What’s most interesting is that even though many of the “day to day” activities of the funds—developing restructuring plans, two individuals running the funds, pooling resources and expertise, etc.—seemed to weigh in favor of a partnership-in-fact finding, the Court ultimately gave more weight to the Luna factors more closely associated with corporate formalities—an express disclaimer of partnership, separate books, setting up an LLC to acquire the portfolio companies, etc. The Court also seemed uneasy with striking down core tenets of corporate law without at least some input from Congress or the PBGC on the issue, even saying in its closing paragraphs that its decision was partially based on a “reluctance” to impose withdrawal liability without a “firm indication of congressional intent to do so and any further formal guidance from the PBGC.”   The Court further noted that the lack of congressional intent meant that “two of ERISA and the MPPAA’s principle aims—to ensure the viability of existing pension funds and to encourage the private sector to invest in, or assume control of, struggling companies with pension plans—are in considerable tension here.”
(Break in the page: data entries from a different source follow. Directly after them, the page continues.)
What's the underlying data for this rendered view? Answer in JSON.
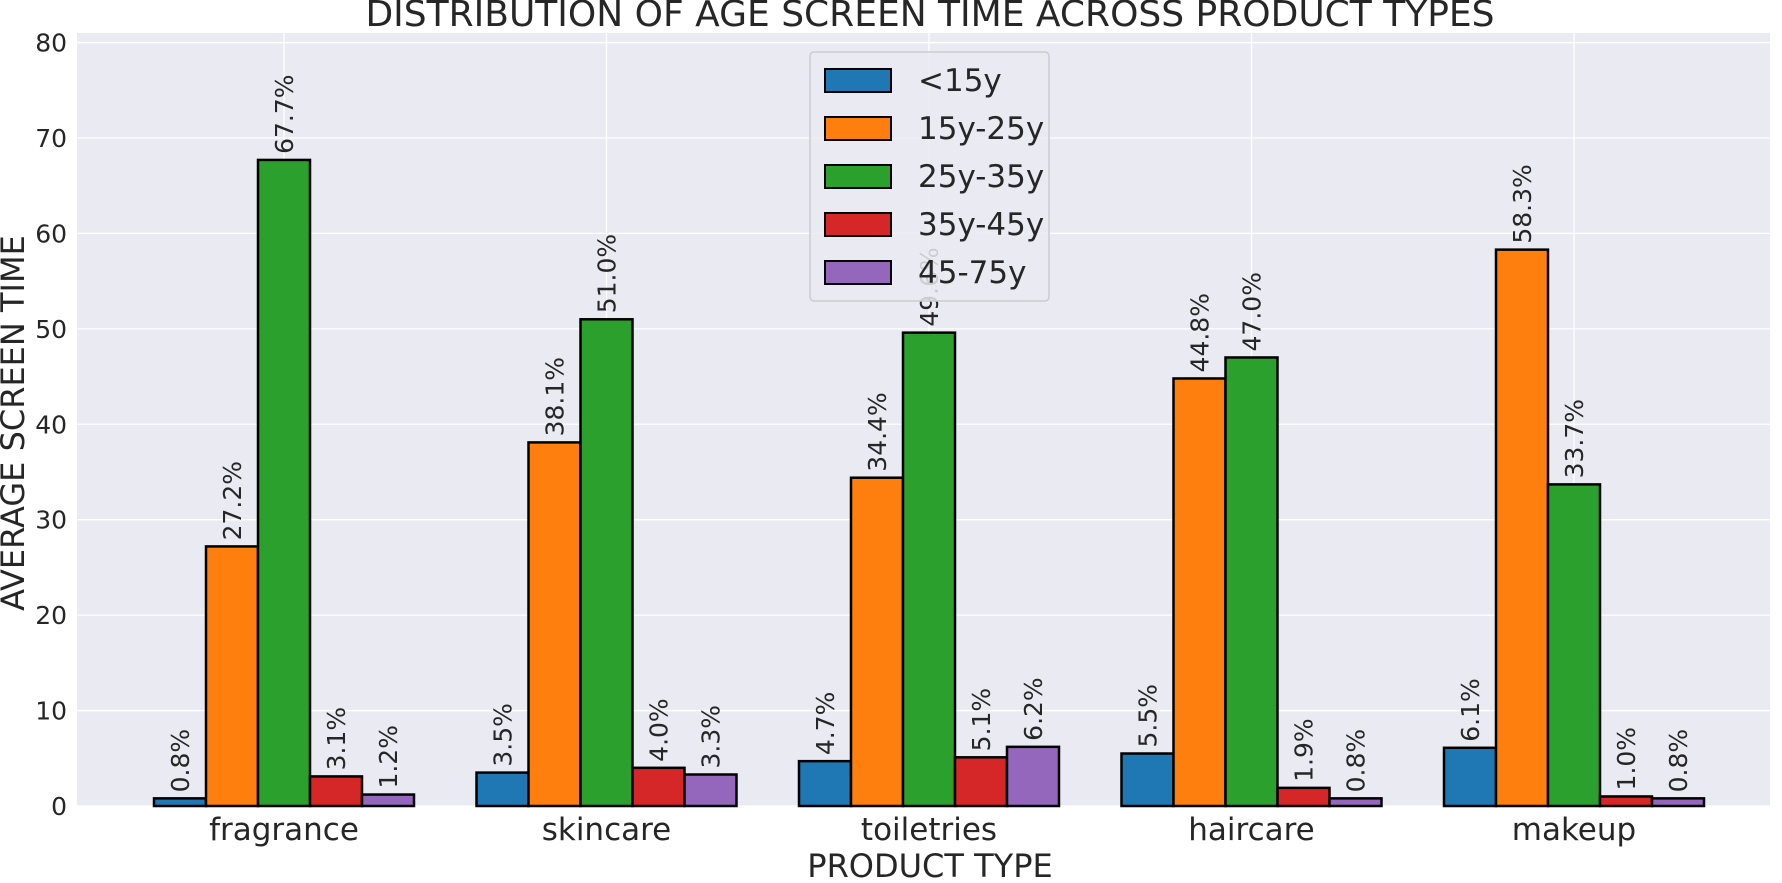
{
  "chart_data": {
    "type": "bar",
    "title": "DISTRIBUTION OF AGE SCREEN TIME ACROSS PRODUCT TYPES",
    "xlabel": "PRODUCT TYPE",
    "ylabel": "AVERAGE SCREEN TIME",
    "categories": [
      "fragrance",
      "skincare",
      "toiletries",
      "haircare",
      "makeup"
    ],
    "ylim": [
      0,
      81
    ],
    "yticks": [
      0,
      10,
      20,
      30,
      40,
      50,
      60,
      70,
      80
    ],
    "grid": true,
    "legend_position": "top-center",
    "background_color": "#eaeaf2",
    "series": [
      {
        "name": "<15y",
        "color": "#1f77b4",
        "values": [
          0.8,
          3.5,
          4.7,
          5.5,
          6.1
        ],
        "labels": [
          "0.8%",
          "3.5%",
          "4.7%",
          "5.5%",
          "6.1%"
        ]
      },
      {
        "name": "15y-25y",
        "color": "#ff7f0e",
        "values": [
          27.2,
          38.1,
          34.4,
          44.8,
          58.3
        ],
        "labels": [
          "27.2%",
          "38.1%",
          "34.4%",
          "44.8%",
          "58.3%"
        ]
      },
      {
        "name": "25y-35y",
        "color": "#2ca02c",
        "values": [
          67.7,
          51.0,
          49.6,
          47.0,
          33.7
        ],
        "labels": [
          "67.7%",
          "51.0%",
          "49.6%",
          "47.0%",
          "33.7%"
        ]
      },
      {
        "name": "35y-45y",
        "color": "#d62728",
        "values": [
          3.1,
          4.0,
          5.1,
          1.9,
          1.0
        ],
        "labels": [
          "3.1%",
          "4.0%",
          "5.1%",
          "1.9%",
          "1.0%"
        ]
      },
      {
        "name": "45-75y",
        "color": "#9467bd",
        "values": [
          1.2,
          3.3,
          6.2,
          0.8,
          0.8
        ],
        "labels": [
          "1.2%",
          "3.3%",
          "6.2%",
          "0.8%",
          "0.8%"
        ]
      }
    ]
  }
}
The case is a strong reminder that corporate formalities do matter and that PE funds, like Sun Capital, which respect corporate formalities and treat their businesses as separate entities in the way that corporate and tax law intends can find themselves shielded from unwanted liabilities at their investments; other investment funds which are not as careful in the way that they operate may not find themselves in as fortunate a position, even under the First Circuit’s otherwise PE-friendly decision.